Zillow senior economist Kara Ng describes the trend as "choice-driven rather than shock-driven." These aren't homeowners in financial distress being forced into renting. They're homeowners who would prefer to sell, but who look at the offers they're getting and decide that renting is the better option — at least for now.

Why the math now favors renting over selling

The math has shifted in ways that make renting more attractive relative to selling in many markets.

Sale prices are soft in some markets. Austin, Denver, Tampa, and San Antonio — four of the top accidental landlord markets — have seen year-over-year price declines. A homeowner who purchased during the 2021 peak in Austin and is looking at a sale price that reflects a decline might rationally choose to rent and wait for appreciation rather than lock in a lower-than-expected sale price.

Rental demand remains strong. The national typical rent of $1,895/month reflects real and persistent demand. With mortgage rates above 6%, buying has become genuinely unaffordable for a large portion of the would-be buyer population — keeping more people renting for longer.

The lock-in effect. Many current homeowners bought when rates were 3–4%. Selling means giving up that rate and buying again at 6%+. For homeowners who don't desperately need to sell, holding the property as a rental preserves the below-market rate mortgage (as long as it's assumable, which most conventional mortgages are not, but the math still works if rent covers or exceeds mortgage costs) and defers the capital gains decision.

The broader rental market they're entering

The single-family rental market the accidental landlord is entering in 2026 is large and structurally in their favor as suppliers.

There are approximately 14–14.4 million single-family rental households in the U.S. — 31.5% of all renter households. Rents have climbed roughly 32% since 2020, adding about $600 to the average monthly payment. The median first-time homebuyer age has surged to 40 years old, up from 33 five years ago, as affordability barriers delay homeownership. 62% of Americans report that buying a home feels unrealistic.

All of this means the tenant pool is deep, qualified tenants are motivated to find good housing, and competition for quality single-family rentals (as opposed to apartments) remains strong in most markets.

Institutional investors have noticed. Large investment firms now own over 700,000 single-family rental homes — about 4.5% of the SFR market. But mom-and-pop operators still own and manage the vast majority: about 95.5% of all single-family rentals are owned by individual landlords, many with just 1–3 properties.

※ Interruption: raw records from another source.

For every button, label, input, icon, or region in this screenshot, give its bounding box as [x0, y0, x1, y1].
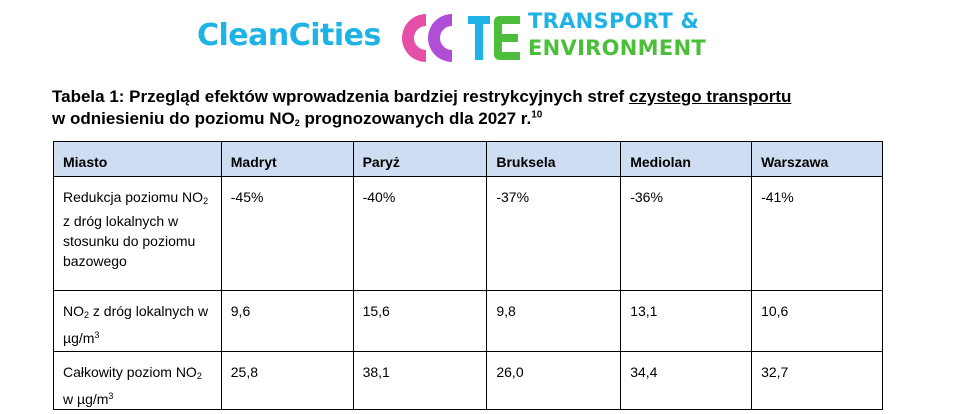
table-cell: -41%: [751, 176, 883, 291]
table-caption: Tabela 1: Przegląd efektów wprowadzenia …: [52, 86, 912, 134]
transport-environment-logo-icon: [468, 16, 520, 60]
table-cell: 9,8: [486, 290, 622, 352]
table-cell: -40%: [352, 176, 488, 291]
header-cell: Mediolan: [620, 141, 753, 177]
table-cell: 26,0: [486, 351, 622, 410]
table-cell: 38,1: [352, 351, 488, 410]
row-label-text: Całkowity poziom NO: [63, 364, 197, 380]
table-cell: -37%: [486, 176, 622, 291]
row-label-superscript: 3: [108, 391, 114, 401]
row-label: NO2 z dróg lokalnych w µg/m3: [53, 290, 222, 352]
logo-bar: CleanCities TRANSPORT & ENVIRONMENT: [0, 0, 956, 78]
caption-part1: Tabela 1: Przegląd efektów wprowadzenia …: [52, 87, 629, 106]
row-label-subscript: 2: [84, 310, 90, 320]
row-label-text: Redukcja poziomu NO: [63, 189, 204, 205]
te-logo-line2: ENVIRONMENT: [528, 36, 707, 60]
table-cell: -45%: [220, 176, 354, 291]
row-label-subscript: 2: [196, 371, 202, 381]
row-label: Redukcja poziomu NO2 z dróg lokalnych w …: [53, 176, 222, 291]
table-cell: 13,1: [620, 290, 753, 352]
row-label-subscript: 2: [203, 196, 209, 206]
row-label: Całkowity poziom NO2 w µg/m3: [53, 351, 222, 410]
table-header-row: Miasto Madryt Paryż Bruksela Mediolan Wa…: [53, 141, 883, 177]
table-cell: 15,6: [352, 290, 488, 352]
header-cell: Miasto: [53, 141, 222, 177]
caption-part2: w odniesieniu do poziomu NO: [52, 109, 295, 128]
caption-part3: prognozowanych dla 2027 r.: [299, 109, 532, 128]
transport-environment-logo-text: TRANSPORT & ENVIRONMENT: [528, 8, 706, 62]
table-row: Całkowity poziom NO2 w µg/m3 25,8 38,1 2…: [53, 351, 883, 410]
table-cell: 25,8: [220, 351, 354, 410]
table-row: Redukcja poziomu NO2 z dróg lokalnych w …: [53, 176, 883, 291]
table-cell: 10,6: [751, 290, 883, 352]
table-cell: 34,4: [620, 351, 753, 410]
table-cell: 9,6: [220, 290, 354, 352]
caption-underlined: czystego transportu: [628, 87, 792, 106]
header-cell: Paryż: [352, 141, 488, 177]
table-cell: -36%: [620, 176, 753, 291]
caption-footnote: 10: [531, 109, 543, 121]
row-label-superscript: 3: [94, 330, 100, 340]
comparison-table: Miasto Madryt Paryż Bruksela Mediolan Wa…: [53, 141, 883, 410]
row-label-text: NO: [63, 303, 84, 319]
table-row: NO2 z dróg lokalnych w µg/m3 9,6 15,6 9,…: [53, 290, 883, 352]
header-cell: Warszawa: [751, 141, 883, 177]
caption-subscript: 2: [294, 118, 300, 128]
header-cell: Bruksela: [486, 141, 622, 177]
header-cell: Madryt: [220, 141, 354, 177]
cleancities-logo-icon: [402, 14, 452, 62]
row-label-text: z dróg lokalnych w stosunku do poziomu b…: [63, 213, 196, 269]
table-cell: 32,7: [751, 351, 883, 410]
cleancities-logo-text: CleanCities: [197, 18, 381, 53]
row-label-text: z dróg lokalnych w µg/m: [63, 303, 209, 346]
te-logo-line1: TRANSPORT &: [528, 9, 700, 33]
row-label-text: w µg/m: [63, 391, 109, 407]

What accidental landlords need to prepare for

The accidental landlord's challenge is that they're entering the rental market without having planned for it. They weren't building toward this — they were trying to do something else.

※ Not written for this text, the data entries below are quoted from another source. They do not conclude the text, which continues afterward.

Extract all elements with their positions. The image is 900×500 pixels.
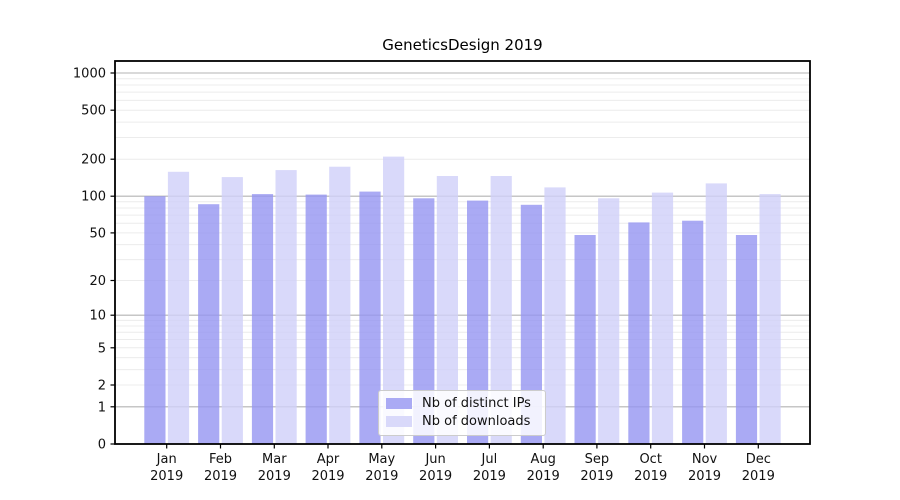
y-tick-label: 2	[98, 379, 106, 394]
y-tick-label: 100	[81, 190, 106, 205]
chart-title: GeneticsDesign 2019	[382, 36, 543, 54]
bar-distinct-ips-aug	[520, 204, 542, 444]
bar-downloads-jan	[167, 171, 190, 445]
bar-distinct-ips-may	[359, 191, 381, 444]
x-tick-label: Mar 2019	[258, 452, 291, 484]
bar-distinct-ips-dec	[735, 235, 758, 444]
bar-distinct-ips-jul	[467, 200, 489, 444]
y-tick-label: 50	[89, 226, 106, 241]
legend-label-distinct-ips: Nb of distinct IPs	[422, 396, 531, 411]
legend-box: Nb of distinct IPs Nb of downloads	[378, 390, 546, 436]
legend-item-downloads: Nb of downloads	[386, 415, 537, 428]
bar-downloads-oct	[651, 192, 674, 444]
legend-item-distinct-ips: Nb of distinct IPs	[386, 397, 537, 410]
x-tick-label: Dec 2019	[742, 452, 775, 484]
bar-distinct-ips-feb	[198, 204, 220, 444]
x-tick-label: Jun 2019	[419, 452, 452, 484]
bar-downloads-jul	[490, 176, 512, 444]
bar-downloads-feb	[221, 177, 243, 444]
y-tick-label: 20	[89, 274, 106, 289]
x-tick-label: Feb 2019	[204, 452, 237, 484]
bar-downloads-sep	[598, 198, 620, 444]
bar-downloads-aug	[544, 187, 566, 444]
bar-downloads-nov	[705, 183, 727, 444]
bar-distinct-ips-jun	[413, 198, 435, 444]
x-tick-label: Sep 2019	[580, 452, 613, 484]
y-tick-label: 10	[89, 309, 106, 324]
x-tick-label: Apr 2019	[311, 452, 344, 484]
bar-downloads-mar	[275, 170, 297, 444]
y-tick-label: 500	[81, 104, 106, 119]
bar-downloads-jun	[436, 176, 458, 444]
bar-distinct-ips-sep	[574, 235, 596, 444]
plot-border	[114, 60, 811, 445]
y-tick-label: 1	[98, 400, 106, 415]
bar-distinct-ips-apr	[305, 194, 327, 444]
y-tick-label: 200	[81, 153, 106, 168]
y-tick-label: 5	[98, 341, 106, 356]
x-tick-label: Jul 2019	[473, 452, 506, 484]
bar-distinct-ips-mar	[251, 194, 274, 444]
x-tick-label: Aug 2019	[527, 452, 560, 484]
bar-distinct-ips-jan	[144, 196, 166, 444]
bar-downloads-apr	[329, 166, 351, 444]
x-tick-label: Jan 2019	[150, 452, 183, 484]
legend-swatch-distinct-ips	[386, 398, 412, 409]
bar-distinct-ips-oct	[628, 222, 650, 444]
legend-label-downloads: Nb of downloads	[422, 414, 531, 429]
x-tick-label: Nov 2019	[688, 452, 721, 484]
bar-downloads-dec	[759, 194, 781, 444]
legend-swatch-downloads	[386, 416, 412, 427]
y-tick-label: 0	[98, 438, 106, 453]
bar-distinct-ips-nov	[682, 220, 704, 444]
y-tick-label: 1000	[73, 67, 106, 82]
bar-downloads-may	[383, 156, 405, 444]
x-tick-label: May 2019	[365, 452, 398, 484]
x-tick-label: Oct 2019	[634, 452, 667, 484]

That creates specific vulnerabilities:

Financial: They may not have budgeted for vacancy, maintenance, or the reality that gross rent ≠ net income. The 50% rule applies just as much to an accidental landlord as to a deliberate one.

Legal: They often don't know their local permit and registration requirements, lease disclosure obligations, or landlord-tenant law basics.

Operational: They're unfamiliar with tenant screening, lease negotiation, maintenance coordination, and record-keeping systems.

None of these gaps are permanent. They're just gaps. And the accidental landlord who takes the time to address them in the first few months is well-positioned to benefit from a market that's working in their favor.

The data suggests that accidental landlords who stay in the market — who don't sell at the first opportunity — often end up being glad they didn't. Property appreciation, rent increases, and depreciation benefits tend to compound over time. What starts as a "this will do for now" decision sometimes ends up being the best financial decision they made.